Please note that other than revenue or as otherwise stated, the financial measures to be disclosed on this call will be on a non-GAAP basis. The non-GAAP financial measures are not intended to be considered in isolation or as a substitute for results prepared in accordance with GAAP. A discussion of why we present non-GAAP financial measures and a reconciliation of the non-GAAP financial measures discussed in this call to the most directly comparable GAAP financial measures is included in our earnings press release, which is available on our website. On this call, we will give guidance for the third quarter and full year fiscal 2024 on a non-GAAP basis. Also, in addition to our press release and 8-K filing, the Overview page and Events & Presentations page in the Investors section of our website as well as the Results page of the Financial Info section of our website include links to information about costs and expenses not included in our non-GAAP values and key metrics of our core subscription businesses.

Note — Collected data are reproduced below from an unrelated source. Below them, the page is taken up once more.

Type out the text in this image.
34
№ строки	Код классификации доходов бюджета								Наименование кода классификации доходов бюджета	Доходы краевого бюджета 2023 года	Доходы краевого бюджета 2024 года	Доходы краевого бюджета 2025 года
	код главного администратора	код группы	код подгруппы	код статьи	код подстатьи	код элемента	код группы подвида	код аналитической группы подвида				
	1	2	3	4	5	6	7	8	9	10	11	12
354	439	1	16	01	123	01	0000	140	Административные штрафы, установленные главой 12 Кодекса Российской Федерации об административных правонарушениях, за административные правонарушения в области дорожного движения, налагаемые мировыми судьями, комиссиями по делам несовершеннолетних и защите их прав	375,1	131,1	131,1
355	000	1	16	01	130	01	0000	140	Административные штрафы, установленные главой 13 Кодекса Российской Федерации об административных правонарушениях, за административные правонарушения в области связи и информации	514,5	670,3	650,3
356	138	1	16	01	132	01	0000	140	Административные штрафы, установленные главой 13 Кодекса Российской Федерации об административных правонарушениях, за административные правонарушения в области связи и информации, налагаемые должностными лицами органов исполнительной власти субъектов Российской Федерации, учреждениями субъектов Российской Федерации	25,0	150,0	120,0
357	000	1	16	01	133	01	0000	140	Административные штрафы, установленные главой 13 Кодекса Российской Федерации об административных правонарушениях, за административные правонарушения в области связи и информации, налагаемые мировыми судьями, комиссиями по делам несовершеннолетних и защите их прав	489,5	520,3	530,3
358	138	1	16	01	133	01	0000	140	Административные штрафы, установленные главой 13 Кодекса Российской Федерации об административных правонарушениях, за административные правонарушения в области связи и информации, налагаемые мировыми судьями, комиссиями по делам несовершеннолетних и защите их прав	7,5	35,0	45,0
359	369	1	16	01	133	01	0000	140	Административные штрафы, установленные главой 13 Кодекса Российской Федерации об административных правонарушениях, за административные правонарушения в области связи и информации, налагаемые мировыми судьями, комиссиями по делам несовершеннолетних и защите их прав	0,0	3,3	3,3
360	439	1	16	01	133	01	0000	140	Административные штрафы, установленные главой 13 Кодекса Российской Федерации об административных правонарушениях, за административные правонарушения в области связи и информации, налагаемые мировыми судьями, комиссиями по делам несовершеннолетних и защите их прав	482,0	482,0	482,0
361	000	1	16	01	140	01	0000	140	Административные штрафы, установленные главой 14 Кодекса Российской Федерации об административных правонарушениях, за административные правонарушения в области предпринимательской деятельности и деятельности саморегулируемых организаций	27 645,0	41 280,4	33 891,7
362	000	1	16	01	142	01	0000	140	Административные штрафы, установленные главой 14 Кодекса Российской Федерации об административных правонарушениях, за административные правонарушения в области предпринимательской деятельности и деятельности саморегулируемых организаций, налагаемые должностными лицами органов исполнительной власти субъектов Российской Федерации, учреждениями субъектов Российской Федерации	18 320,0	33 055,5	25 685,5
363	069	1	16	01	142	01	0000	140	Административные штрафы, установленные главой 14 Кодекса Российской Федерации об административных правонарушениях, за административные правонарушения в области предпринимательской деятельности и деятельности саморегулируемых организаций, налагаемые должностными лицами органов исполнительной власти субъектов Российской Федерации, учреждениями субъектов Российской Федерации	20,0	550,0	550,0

These are titled Supplemental Financial Disclosure 1 and Supplemental Financial Disclosure 2. Additionally, our investor presentation slides include GAAP to non-GAAP reconciliation that also provides resolution of GAAP expenses that are excluded from non-GAAP metrics. Now, I will hand the call over to Ooma’s CEO, Eric Stang.
Eric Stang: Thank you, Matt. Hi everyone. Welcome to Ooma’s second quarter fiscal year 2024 earnings call. Thanks for joining us. I’m pleased to report Ooma performed well in Q2. I’m looking forward to reviewing our accomplishments and the progress we’ve made on the several growth initiatives we have underway this year. Financially, Ooma achieved $58.4 million in revenue, $3.8 million in non-GAAP net income, $4.9 million of EBITDA, and $3.6 million in cash flow from operations in Q2. We also managed OpEx spending well in the quarter and reduced our inventory. Regarding growth, our important business subscription services revenue grew 27% year-over-year. Overall, we ended the quarter with $215 million of annualized exit recurring revenue, up 15% versus a year ago.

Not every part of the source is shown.